Much of this data collection is enabled by apps. Smartphones also can determine location by such things as cell triangulation, Bluetooth pinging, and Wi-Fi capture.
Auty said that under most privacy laws organizations need to develop “a clear and actionable strategy for obtaining consent” from consumers for collection and use of their precise geolocation.
“For the first time in U.S. states, companies will need to collect meaningful permissions from their customers to gather and apply data relating to the customers’ position on the globe,” Theodore Claypoole, a partner at Womble Bond, said in a client advisory. Given the “pervasiveness and intrusion” of location-targeted advertising, “I am surprised that legislatures were not faster to place limits on equipment and applications that track and record our movements,” Claypoole said.
Such consent generally comes in the form of allowing customers to opt out of the processing of personal data for targeted advertising or selling their data. Auty said it’s important for organizations to ask: “How am I processing the opt-out? What happens internally, in an auditable way, that carries through?”
In some cases, aggregate location data that does not provide PII is not affected by state privacy laws. Of course, depersonalized data is subjective, as Kochava learned from the FTC’s argument that such data theoretically could be used in a nefarious manner, even though the company argues its datasets don’t contain personally identifiable information.
According to the Womble Bond report, nearly 60 percent of executives with U.S. operations view tracking the status of legislation and differences between state laws as a challenge, “yet only 42 percent have completed comparisons of state privacy law frameworks.”
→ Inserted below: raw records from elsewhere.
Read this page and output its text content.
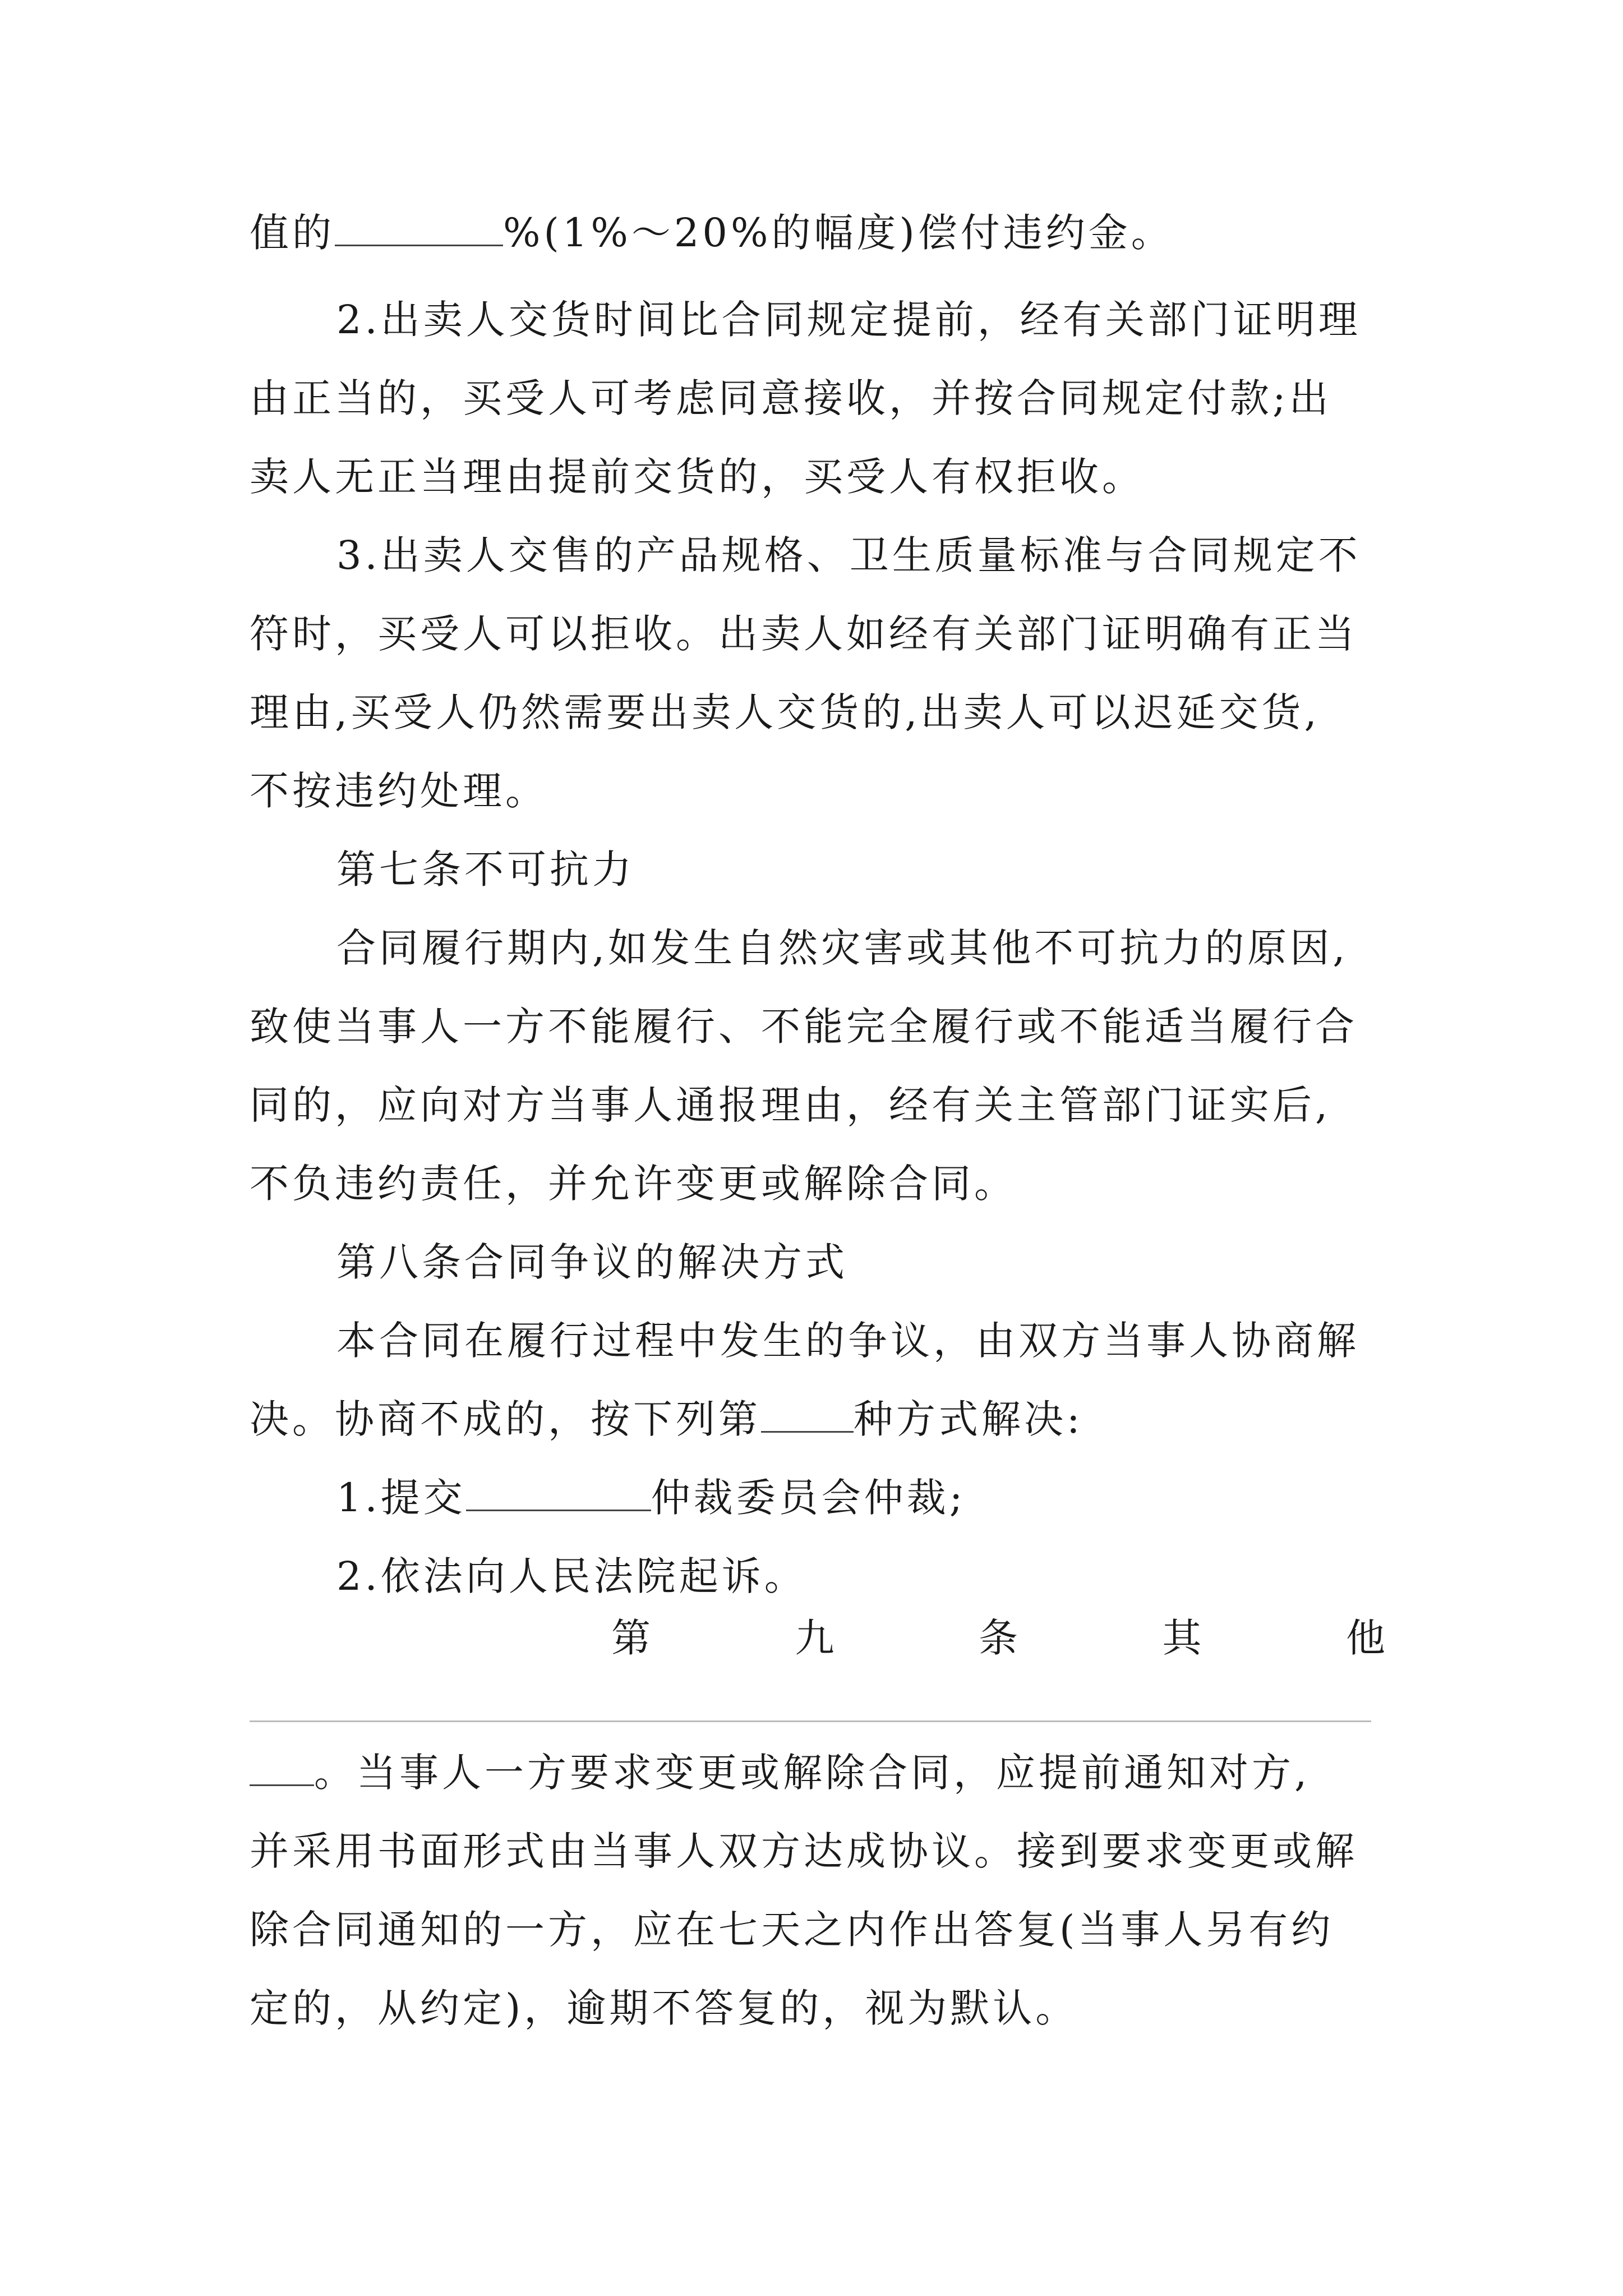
值的	%(1%～20%的幅度)偿付违约金。
2.出卖人交货时间比合同规定提前，经有关部门证明理
由正当的，买受人可考虑同意接收，并按合同规定付款;出
卖人无正当理由提前交货的，买受人有权拒收。
3.出卖人交售的产品规格、卫生质量标准与合同规定不
符时，买受人可以拒收。出卖人如经有关部门证明确有正当
理由,买受人仍然需要出卖人交货的,出卖人可以迟延交货,
不按违约处理。
第七条不可抗力
合同履行期内,如发生自然灾害或其他不可抗力的原因,
致使当事人一方不能履行、不能完全履行或不能适当履行合
同的，应向对方当事人通报理由，经有关主管部门证实后,
不负违约责任，并允许变更或解除合同。
第八条合同争议的解决方式
本合同在履行过程中发生的争议，由双方当事人协商解
决。协商不成的，按下列第 种方式解决:
1.提交	仲裁委员会仲裁;
2.依法向人民法院起诉。
第	九	条	其	他
。当事人一方要求变更或解除合同，应提前通知对方,
并采用书面形式由当事人双方达成协议。接到要求变更或解
除合同通知的一方，应在七天之内作出答复(当事人另有约
定的，从约定)，逾期不答复的，视为默认。
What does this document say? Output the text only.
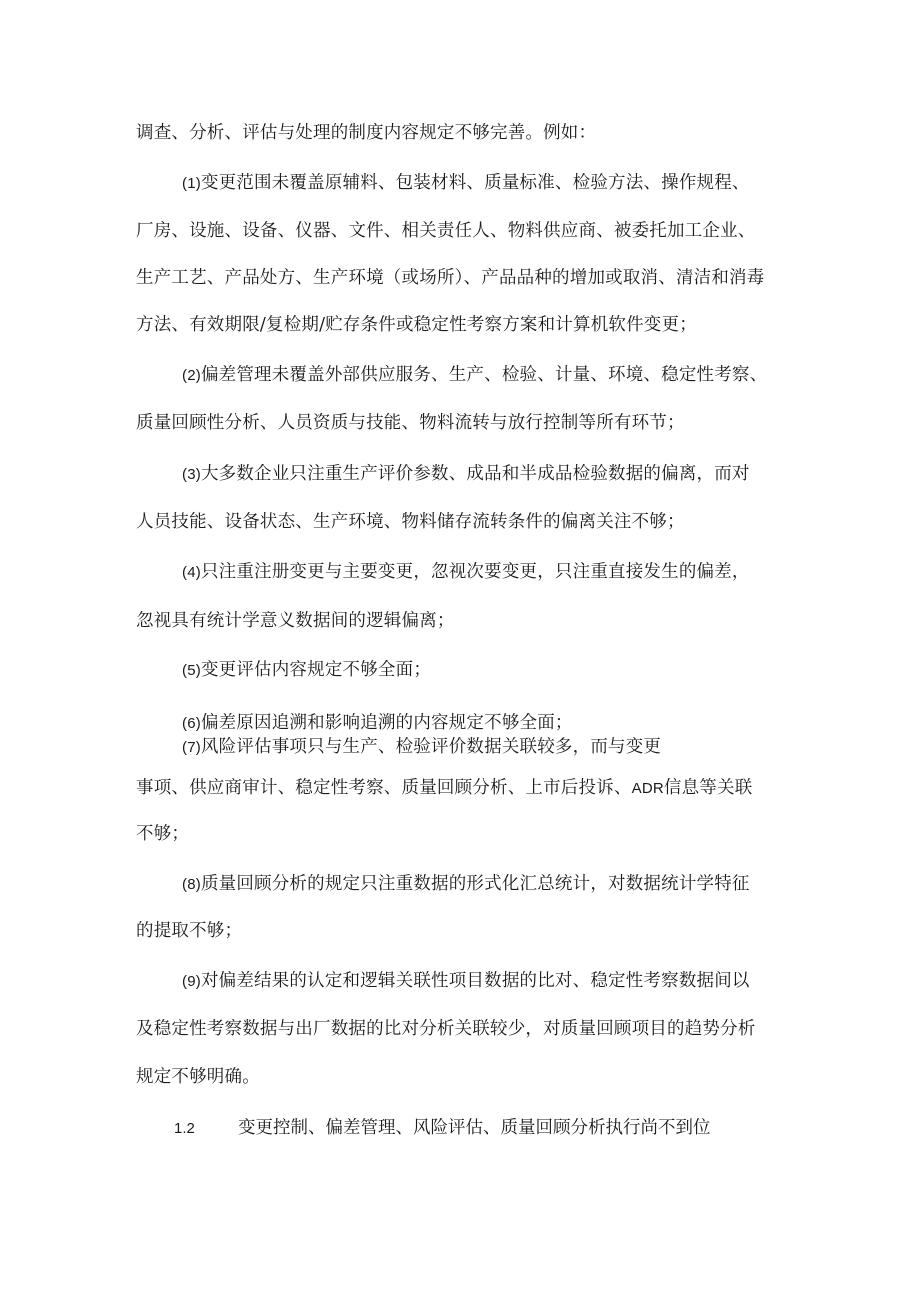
调查、分析、评估与处理的制度内容规定不够完善。例如：
(1)变更范围未覆盖原辅料、包装材料、质量标准、检验方法、操作规程、
厂房、设施、设备、仪器、文件、相关责任人、物料供应商、被委托加工企业、
生产工艺、产品处方、生产环境（或场所）、产品品种的增加或取消、清洁和消毒
方法、有效期限/复检期/贮存条件或稳定性考察方案和计算机软件变更；
(2)偏差管理未覆盖外部供应服务、生产、检验、计量、环境、稳定性考察、
质量回顾性分析、人员资质与技能、物料流转与放行控制等所有环节；
(3)大多数企业只注重生产评价参数、成品和半成品检验数据的偏离，而对
人员技能、设备状态、生产环境、物料储存流转条件的偏离关注不够；
(4)只注重注册变更与主要变更，忽视次要变更，只注重直接发生的偏差，
忽视具有统计学意义数据间的逻辑偏离；
(5)变更评估内容规定不够全面；
(6)偏差原因追溯和影响追溯的内容规定不够全面；
(7)风险评估事项只与生产、检验评价数据关联较多，而与变更
事项、供应商审计、稳定性考察、质量回顾分析、上市后投诉、ADR信息等关联
不够；
(8)质量回顾分析的规定只注重数据的形式化汇总统计，对数据统计学特征
的提取不够；
(9)对偏差结果的认定和逻辑关联性项目数据的比对、稳定性考察数据间以
及稳定性考察数据与出厂数据的比对分析关联较少，对质量回顾项目的趋势分析
规定不够明确。
1.2 变更控制、偏差管理、风险评估、质量回顾分析执行尚不到位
A not-insignificant 40 percent surveyed by the firm said they are “very concerned” about privacy laws that include restrictions on collecting geolocation data for targeted marketing. “Litigation and enforcement actions—especially among U.S. respondents—were named as top concerns,” the report said.
Womble Bond has been telling clients to take such steps as designating an internal project manager or owner. In addition, it suggests establishing a dedicated multidisciplinary team that includes compliance, legal, HR, IT, engineering, and marketing, and engaging with outside counsel related to the state law changes.
Setting metrics and specific goals to track compliance progress is among several other recommendations.
In a piece written for the International Association of Privacy Professionals, Jason Sarfati, chief privacy offer and vice president of legal at Gravy Analytics, worried that state privacy laws might amount to overreach by lawmakers. He noted that pseudonymous identifiers are used in such essential functions as city planning, supply-chain monitoring, and public safety.
Sarfati said that so-called mobile advertising identifiers, or MAIDs—unique, anonymous alphanumeric identifiers that iOS or Android assigns to each mobile device—fall short of identifying a specific individual unless combined with a matching table that contains details such as names, phone numbers, and other information. He said most mobility data analytics companies substitute such device identifiers with their own proprietary pseudonymous identifier.
“This, in and of itself, is a fantastic privacy control, as it enables aggregate-level analysis of the places we go, while also ensuring the risk of re-identification is appropriately mitigated,” he said. Unfortunately, Sarfati added, current definitions for precise geolocation data under state privacy laws “fail to appreciate this nuance.”